In protest against this, at her wedding ceremony,
she tears off all her clothes. This shames her father
and her brothers into taking action
against the oppressive regime.
Nikanor is killed, but so is Hannah’s beloved Eleazar.
In the final scene, Hannah prophesies that
her youngest brother Simon will be the sole survivor
of the Civil War she has unintentionally ignited.
He promises to remember her,
“by lighting the earth with candles.”
In the opening Prologue, Dinah
(Eleazar’s sister and Hannah’s cousin)
is raped by soliders in the synagogue.
Rather than prosecute them,
Mattathias puts Dinah on trial
for allegedly provoking them.
Hannah tries to console her.
In a love duet, Eleazar persuades Hannah
to elope with him.
Mattathias (with his wife Zipporah)
catches them in the act,
and decrees they must marry the next day.
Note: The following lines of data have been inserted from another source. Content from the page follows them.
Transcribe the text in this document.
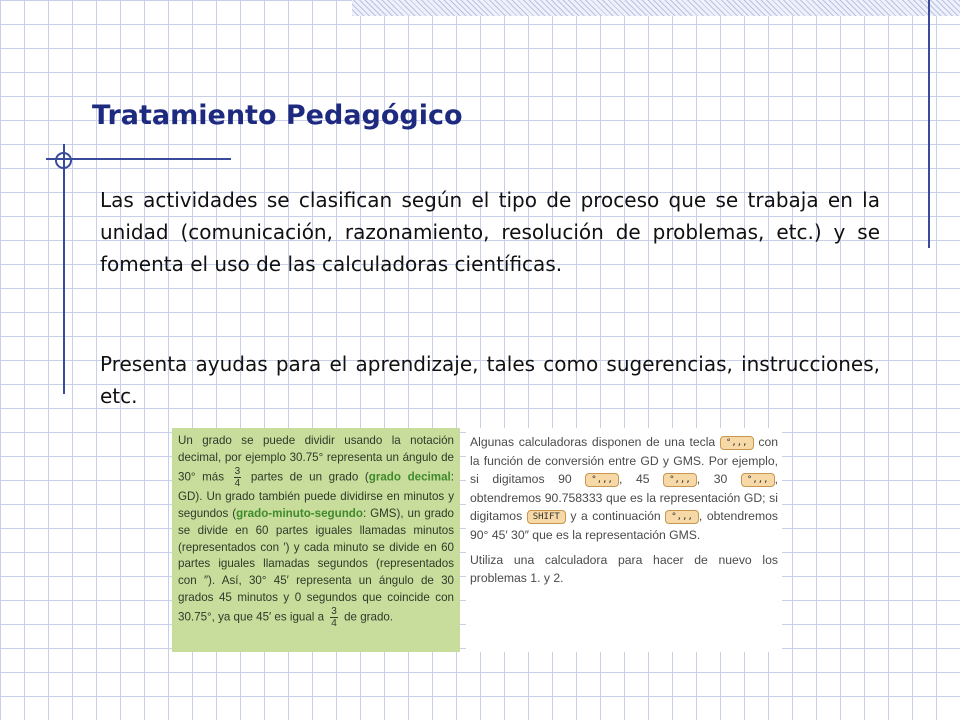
Tratamiento Pedagógico

Las actividades se clasifican según el tipo de proceso que se trabaja en la unidad (comunicación, razonamiento, resolución de problemas, etc.) y se fomenta el uso de las calculadoras científicas.

Presenta ayudas para el aprendizaje, tales como sugerencias, instrucciones, etc.

Un grado se puede dividir usando la notación decimal, por ejemplo 30.75° representa un ángulo de 30° más $\frac{3}{4}$ partes de un grado (grado decimal: GD). Un grado también puede dividirse en minutos y segundos (grado-minuto-segundo: GMS), un grado se divide en 60 partes iguales llamadas minutos (representados con ′) y cada minuto se divide en 60 partes iguales llamadas segundos (representados con ″). Así, 30° 45′ representa un ángulo de 30 grados 45 minutos y 0 segundos que coincide con 30.75°, ya que 45′ es igual a $\frac{3}{4}$ de grado.

Algunas calculadoras disponen de una tecla °,,, con la función de conversión entre GD y GMS. Por ejemplo, si digitamos 90 °,,, , 45 °,,, , 30 °,,, , obtendremos 90.758333 que es la representación GD; si digitamos SHIFT y a continuación °,,, , obtendremos 90° 45′ 30″ que es la representación GMS.

Utiliza una calculadora para hacer de nuevo los problemas 1. y 2.
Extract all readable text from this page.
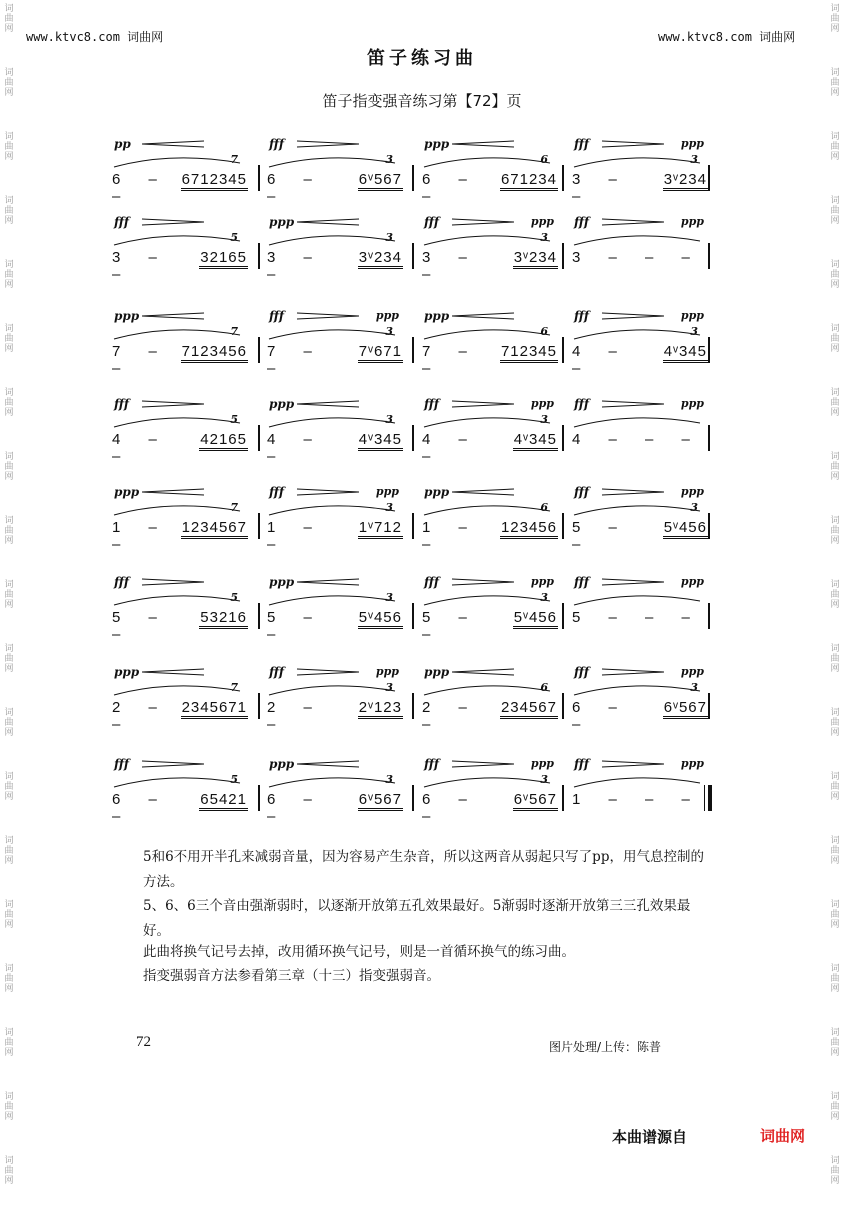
词
曲
网
词
曲
网
词
曲
网
词
曲
网
词
曲
网
词
曲
网
词
曲
网
词
曲
网
词
曲
网
词
曲
网
词
曲
网
词
曲
网
词
曲
网
词
曲
网
词
曲
网
词
曲
网
词
曲
网
词
曲
网
词
曲
网
词
曲
网
词
曲
网
词
曲
网
词
曲
网
词
曲
网
词
曲
网
词
曲
网
词
曲
网
词
曲
网
词
曲
网
词
曲
网
词
曲
网
词
曲
网
词
曲
网
词
曲
网
词
曲
网
词
曲
网
词
曲
网
词
曲
网
www.ktvc8.com 词曲网	www.ktvc8.com 词曲网
笛子练习曲
笛子指变强音练习第【72】页
pp
7
6 – –
6712345
fff
3
6 – –
6ᵛ567
ppp
6
6 – –
671234
fff	ppp
3
3 – –
3ᵛ234
fff
5
3 – –
32165
ppp
3
3 – –
3ᵛ234
fff	ppp
3
3 – –
3ᵛ234
fff	ppp
3 – – –
ppp
7
7 – –
7123456
fff	ppp
3
7 – –
7ᵛ671
ppp
6
7 – –
712345
fff	ppp
3
4 – –
4ᵛ345
fff
5
4 – –
42165
ppp
3
4 – –
4ᵛ345
fff	ppp
3
4 – –
4ᵛ345
fff	ppp
4 – – –
ppp
7
1 – –
1234567
fff	ppp
3
1 – –
1ᵛ712
ppp
6
1 – –
123456
fff	ppp
3
5 – –
5ᵛ456
fff
5
5 – –
53216
ppp
3
5 – –
5ᵛ456
fff	ppp
3
5 – –
5ᵛ456
fff	ppp
5 – – –
ppp
7
2 – –
2345671
fff	ppp
3
2 – –
2ᵛ123
ppp
6
2 – –
234567
fff	ppp
3
6 – –
6ᵛ567
fff
5
6 – –
65421
ppp
3
6 – –
6ᵛ567
fff	ppp
3
6 – –
6ᵛ567
fff	ppp
1 – – –
5和6不用开半孔来减弱音量，因为容易产生杂音，所以这两音从弱起只写了pp，用气息控制的方法。
5、6、6三个音由强渐弱时，以逐渐开放第五孔效果最好。5渐弱时逐渐开放第三三孔效果最好。
此曲将换气记号去掉，改用循环换气记号，则是一首循环换气的练习曲。
指变强弱音方法参看第三章（十三）指变强弱音。
72	图片处理/上传：陈普
本曲谱源自	词曲网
At the wedding, as Judah (behind her, to her left)
and others look on, Hannah wears a purple shawl
that comes rippling down her as she disrobes.
Eleazar stops the men from killing her,
and her speech persuades them
that they must protest to Nikanor
against the law of the first night.
But Nikanor makes fun of them,
quoting erotic Greek poetry,
insisting that Mattathias bow down
to a statue of Zeus.
Mattathias’s refusal results in a battle
in which Nikanor is killed by Judah,
but Eleazar is stabbed and dies in Hannah’s arms.
Hannah’s prophecy is taken to heart by Simon.